I am an incest survivor, by both parents, from evidently a very young age. Also a survivor of physical abuse, multiple rapes, emotional abuse, etc.
I began therapy at 29 yrs. old. group therapy was okay, but it's difficult for me to open up in a group and dilvulge too much detail. One on one therapy worked well once I found a therapist that I trusted, and that took some time. EMDR was very successful. If you need me to explain the steps, I will do that for you. But basically, we decided to choose one specific moment of the abuse. (As you probably know, in abusive homes, there are rituals, repeated daily, nightly, weekly. ) I chose very painful, possibly the most painful memory of my childhood, a ritual, that my mother did to me at night in my bed.We did the EMDR in the steps, and I cried and sobbed throughout the entire thing and really let myself cry like I had never cried before. In between the steps of EMDR, the therapist stopped to let me cry and we talked, and I breathed and we talked, once I could speak, about what was going on in my head. Then when I was ready, we continued with the EMDR. This therapy session was not your normal 60 minutes, and I made sure that I had nowhere else to be after this appointment, because I was an absolute mess for the rest of the day. So, we did this over and over until my crying slowly stopped. And, you know, it did.
What I learned about EMDR is that (correct me if I am wrong) our trauma is like unorganized words on paper that is on piles of unorganized paper dumped on the floor. EMDR works like REM sleep does while you sleep in that your eyes move back and forth, organizing the day's events into relevent and irrelevent information; some stuff gets dumped into the trash, and some information gets reorganized and filed away neatly to be found later by the brain when the brain needs it. During EMDR, we focus just on one tiny event, just that one 60-seconds of time, over and over, for the brain to find it, gather it up off the floor, and organize it all out of that mess on the floor, and file it neatly.

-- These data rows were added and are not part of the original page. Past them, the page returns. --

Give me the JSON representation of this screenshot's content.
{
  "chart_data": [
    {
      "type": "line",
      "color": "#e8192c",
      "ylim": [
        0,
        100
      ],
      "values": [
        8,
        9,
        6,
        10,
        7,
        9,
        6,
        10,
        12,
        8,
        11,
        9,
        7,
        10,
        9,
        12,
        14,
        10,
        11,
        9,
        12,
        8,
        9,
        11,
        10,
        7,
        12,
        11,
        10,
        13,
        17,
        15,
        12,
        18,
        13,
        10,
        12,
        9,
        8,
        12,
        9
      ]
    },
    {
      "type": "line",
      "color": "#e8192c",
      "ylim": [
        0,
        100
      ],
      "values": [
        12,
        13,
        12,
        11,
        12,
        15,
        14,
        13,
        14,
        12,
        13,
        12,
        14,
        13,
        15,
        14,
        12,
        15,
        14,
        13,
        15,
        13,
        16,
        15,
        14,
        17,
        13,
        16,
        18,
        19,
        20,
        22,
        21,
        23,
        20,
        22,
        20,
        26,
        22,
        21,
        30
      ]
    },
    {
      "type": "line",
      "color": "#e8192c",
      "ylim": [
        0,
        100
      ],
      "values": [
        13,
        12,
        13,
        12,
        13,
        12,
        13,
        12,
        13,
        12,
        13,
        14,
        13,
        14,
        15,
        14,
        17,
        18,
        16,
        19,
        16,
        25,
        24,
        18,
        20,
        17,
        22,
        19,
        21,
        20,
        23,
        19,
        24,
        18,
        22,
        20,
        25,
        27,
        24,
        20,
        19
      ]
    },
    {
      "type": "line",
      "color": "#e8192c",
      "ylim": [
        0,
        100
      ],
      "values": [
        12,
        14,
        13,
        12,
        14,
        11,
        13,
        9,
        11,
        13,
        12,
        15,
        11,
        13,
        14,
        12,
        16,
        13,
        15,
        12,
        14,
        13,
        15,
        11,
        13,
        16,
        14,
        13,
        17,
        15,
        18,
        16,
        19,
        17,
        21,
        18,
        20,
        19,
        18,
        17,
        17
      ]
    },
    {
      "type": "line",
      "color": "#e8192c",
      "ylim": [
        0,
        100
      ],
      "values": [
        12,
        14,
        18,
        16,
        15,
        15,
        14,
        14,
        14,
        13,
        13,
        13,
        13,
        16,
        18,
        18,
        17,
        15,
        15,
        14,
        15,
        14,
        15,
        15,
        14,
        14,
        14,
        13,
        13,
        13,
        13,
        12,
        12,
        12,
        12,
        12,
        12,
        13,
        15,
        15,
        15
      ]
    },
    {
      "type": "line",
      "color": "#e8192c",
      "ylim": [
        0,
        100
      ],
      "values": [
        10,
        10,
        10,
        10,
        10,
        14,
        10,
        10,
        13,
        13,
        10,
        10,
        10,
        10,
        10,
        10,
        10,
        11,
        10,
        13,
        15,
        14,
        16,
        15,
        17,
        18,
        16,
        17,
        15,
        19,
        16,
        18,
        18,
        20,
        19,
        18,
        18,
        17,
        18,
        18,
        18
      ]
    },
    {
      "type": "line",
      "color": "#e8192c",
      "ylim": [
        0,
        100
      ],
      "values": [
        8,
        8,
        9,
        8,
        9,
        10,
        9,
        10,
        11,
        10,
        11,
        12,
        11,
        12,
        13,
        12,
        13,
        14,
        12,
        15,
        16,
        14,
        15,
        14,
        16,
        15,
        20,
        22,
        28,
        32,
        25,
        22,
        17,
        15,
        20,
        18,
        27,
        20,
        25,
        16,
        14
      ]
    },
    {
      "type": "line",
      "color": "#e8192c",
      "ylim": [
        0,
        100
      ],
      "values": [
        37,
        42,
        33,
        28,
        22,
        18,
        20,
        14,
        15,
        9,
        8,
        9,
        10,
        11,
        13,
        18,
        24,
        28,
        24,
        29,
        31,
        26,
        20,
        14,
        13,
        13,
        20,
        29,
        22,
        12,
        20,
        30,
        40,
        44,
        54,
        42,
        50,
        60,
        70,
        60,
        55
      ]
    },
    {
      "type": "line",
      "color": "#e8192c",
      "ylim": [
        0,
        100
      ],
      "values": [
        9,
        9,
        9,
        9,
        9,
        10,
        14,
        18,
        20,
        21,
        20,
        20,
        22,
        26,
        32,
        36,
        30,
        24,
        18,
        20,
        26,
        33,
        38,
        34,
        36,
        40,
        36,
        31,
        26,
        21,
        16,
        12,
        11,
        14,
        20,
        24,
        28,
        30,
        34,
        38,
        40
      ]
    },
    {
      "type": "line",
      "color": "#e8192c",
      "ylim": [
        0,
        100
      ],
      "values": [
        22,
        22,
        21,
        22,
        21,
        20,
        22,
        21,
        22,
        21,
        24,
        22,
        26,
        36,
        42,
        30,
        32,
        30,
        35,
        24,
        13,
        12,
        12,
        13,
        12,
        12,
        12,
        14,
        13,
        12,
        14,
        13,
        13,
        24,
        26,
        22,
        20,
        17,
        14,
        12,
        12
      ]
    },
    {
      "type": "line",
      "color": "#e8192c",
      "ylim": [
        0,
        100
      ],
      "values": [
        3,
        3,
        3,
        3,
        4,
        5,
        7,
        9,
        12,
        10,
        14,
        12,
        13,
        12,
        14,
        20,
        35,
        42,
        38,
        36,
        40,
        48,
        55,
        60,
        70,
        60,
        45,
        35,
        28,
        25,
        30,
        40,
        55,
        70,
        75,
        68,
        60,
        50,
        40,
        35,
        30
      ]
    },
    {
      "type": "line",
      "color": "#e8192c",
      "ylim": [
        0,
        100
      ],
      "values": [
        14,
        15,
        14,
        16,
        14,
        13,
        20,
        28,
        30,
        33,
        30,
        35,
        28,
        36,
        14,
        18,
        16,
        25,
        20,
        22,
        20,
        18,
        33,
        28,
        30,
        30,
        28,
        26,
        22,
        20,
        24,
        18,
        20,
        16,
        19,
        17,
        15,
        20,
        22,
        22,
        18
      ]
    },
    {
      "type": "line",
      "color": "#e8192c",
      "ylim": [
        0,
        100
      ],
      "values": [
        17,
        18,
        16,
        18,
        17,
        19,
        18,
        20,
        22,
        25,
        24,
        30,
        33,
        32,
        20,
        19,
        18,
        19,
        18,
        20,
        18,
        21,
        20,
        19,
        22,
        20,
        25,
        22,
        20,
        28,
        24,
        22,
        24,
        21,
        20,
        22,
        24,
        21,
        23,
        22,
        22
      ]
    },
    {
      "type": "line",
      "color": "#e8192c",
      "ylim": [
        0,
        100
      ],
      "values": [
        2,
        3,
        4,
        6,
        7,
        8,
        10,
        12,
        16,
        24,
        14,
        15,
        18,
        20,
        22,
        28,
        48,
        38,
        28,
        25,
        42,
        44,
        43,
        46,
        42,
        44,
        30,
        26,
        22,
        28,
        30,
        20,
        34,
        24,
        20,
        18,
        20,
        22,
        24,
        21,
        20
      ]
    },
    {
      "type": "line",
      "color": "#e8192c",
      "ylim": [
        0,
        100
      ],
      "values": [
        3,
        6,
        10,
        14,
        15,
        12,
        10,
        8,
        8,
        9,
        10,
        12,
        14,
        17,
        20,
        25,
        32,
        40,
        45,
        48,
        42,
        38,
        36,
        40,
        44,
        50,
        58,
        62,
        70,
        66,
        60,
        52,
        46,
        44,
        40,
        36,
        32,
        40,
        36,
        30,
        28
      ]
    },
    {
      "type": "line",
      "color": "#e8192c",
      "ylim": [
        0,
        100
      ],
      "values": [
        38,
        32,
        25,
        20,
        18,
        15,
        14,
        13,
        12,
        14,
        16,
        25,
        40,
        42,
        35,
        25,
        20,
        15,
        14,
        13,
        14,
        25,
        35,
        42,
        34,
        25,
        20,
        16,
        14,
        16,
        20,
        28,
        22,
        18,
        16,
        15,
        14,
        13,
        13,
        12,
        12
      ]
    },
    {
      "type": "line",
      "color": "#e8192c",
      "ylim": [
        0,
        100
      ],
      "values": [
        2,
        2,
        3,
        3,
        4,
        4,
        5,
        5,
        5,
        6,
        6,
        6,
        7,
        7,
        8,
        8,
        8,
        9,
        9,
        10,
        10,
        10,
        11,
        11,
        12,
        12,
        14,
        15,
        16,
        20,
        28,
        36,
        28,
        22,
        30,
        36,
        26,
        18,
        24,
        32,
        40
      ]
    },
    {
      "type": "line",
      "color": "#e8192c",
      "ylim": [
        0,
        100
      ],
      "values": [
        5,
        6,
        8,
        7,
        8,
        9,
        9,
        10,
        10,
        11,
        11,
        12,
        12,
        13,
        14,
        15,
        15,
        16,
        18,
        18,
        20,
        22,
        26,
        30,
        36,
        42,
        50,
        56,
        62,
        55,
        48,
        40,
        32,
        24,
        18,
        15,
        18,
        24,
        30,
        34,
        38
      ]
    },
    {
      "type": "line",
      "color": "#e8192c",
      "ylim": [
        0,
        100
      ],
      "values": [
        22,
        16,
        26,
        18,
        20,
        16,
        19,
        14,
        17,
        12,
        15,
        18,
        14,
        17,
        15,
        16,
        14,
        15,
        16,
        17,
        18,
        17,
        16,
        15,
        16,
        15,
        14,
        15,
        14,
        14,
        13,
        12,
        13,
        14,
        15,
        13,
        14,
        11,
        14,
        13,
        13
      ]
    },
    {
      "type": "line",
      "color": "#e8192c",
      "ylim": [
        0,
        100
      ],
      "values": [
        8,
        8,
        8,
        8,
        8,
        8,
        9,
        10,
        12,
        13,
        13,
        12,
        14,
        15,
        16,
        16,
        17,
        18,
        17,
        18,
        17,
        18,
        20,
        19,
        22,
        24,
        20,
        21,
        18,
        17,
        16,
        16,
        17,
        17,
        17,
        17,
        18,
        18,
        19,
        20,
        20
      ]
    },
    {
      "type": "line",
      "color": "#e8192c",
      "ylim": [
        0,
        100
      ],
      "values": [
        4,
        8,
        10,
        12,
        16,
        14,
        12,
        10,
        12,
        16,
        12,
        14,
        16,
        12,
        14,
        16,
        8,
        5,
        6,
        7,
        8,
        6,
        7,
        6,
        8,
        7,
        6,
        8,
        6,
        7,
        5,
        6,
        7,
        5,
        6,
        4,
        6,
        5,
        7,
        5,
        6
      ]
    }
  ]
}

In my own experience, I can tell you that before EMDR that thinking about that ritual would make me cry hysterically for a long time. After EMDR, it still hurts to think about that ritual, but I can do it without crying; I now think that 2quilt survived because she is strong, she is resilient, she overcame what she thought was impossible. 2quilt did not die. I can now look at that situation from an adult's viewpoint, not from the viewpoint of a frozen 2quilt on the bed at 4 year's old.
I am not 29 years old any more, that was a long time ago, and EMDR treatment does not last forever. I am getting EMDR therapy again now. But I can tell you that this treatment I am getting now is not half as intense as the first go round I had back then. I healed a tremendous amount from EMDR therapy the first time. It was difficult the first time because I cried really hard, and I had to think about my trauma and talk openly and detailed about my trauma, and cry loud. And I cried! My depression really hit hard, but I had a loving boyfriend at the time and the medication I was on worked for me. EMDR is difficult because you have to trust your therapist to talk about the details of your trauma openly, to be able to cry openly with your therapist, you have to be willing to face your trauma, all the ugly details of it, and talk about them, and to let yourself cry out loud. Let it all out.
If you do try EMDR, remember, you can say stop at any time. You are in control. You are the customer!